HAZİNE'DEN KAMBİYO AÇIKLAMASI
 
Hazine Müsteşarlığı'ndan, konuyla ilgili yapılan açıklamada da Türk  Parasının Kıymetini Koruma Hakkında Kanun'daki değişikliğin, Kambiyo rejimiyle  ilgili kısıtlayıcı bir değişiklik yapılması söz konusu olmadığı ifade edilmişti.
 
Hazine Müsteşarlığı'nca, 1567 sayılı Türk Parasının Kıymetini Koruma  Hakkında Kanun'da yapılması öngörülen değişikliklere ilişkin, "Söz konusu  değişiklikler Türk parası cinsinde kredilerle ilgili herhangi bir düzenleme  içermemektedir.
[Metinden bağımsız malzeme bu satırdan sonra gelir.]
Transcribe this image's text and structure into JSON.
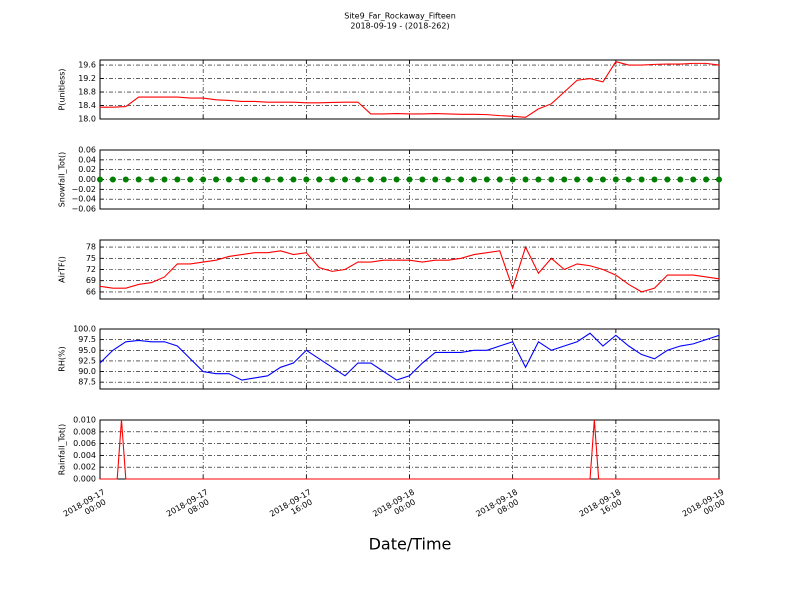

Dolayısıyla Bankacılık Kanunu haricinde ilave şartlar ve cezalar  getirildiği eleştirisi gerçeği yansıtmamaktadır." ifadesi kullanılmıştı.
 
Açıklamada, ayrıca, döviz kredilerinin kambiyo mevzuatının kapsamında  olduğu ve Türk Parası Kıymetini Koruma Hakkında 32 Sayılı Karar, ilgili tebliğler  ve Türkiye Cumhuriyet Merkez Bankası (TCMB) Sermaye Hareketleri Genelgesi ile  düzenleme altına alındığı bildirilmişti.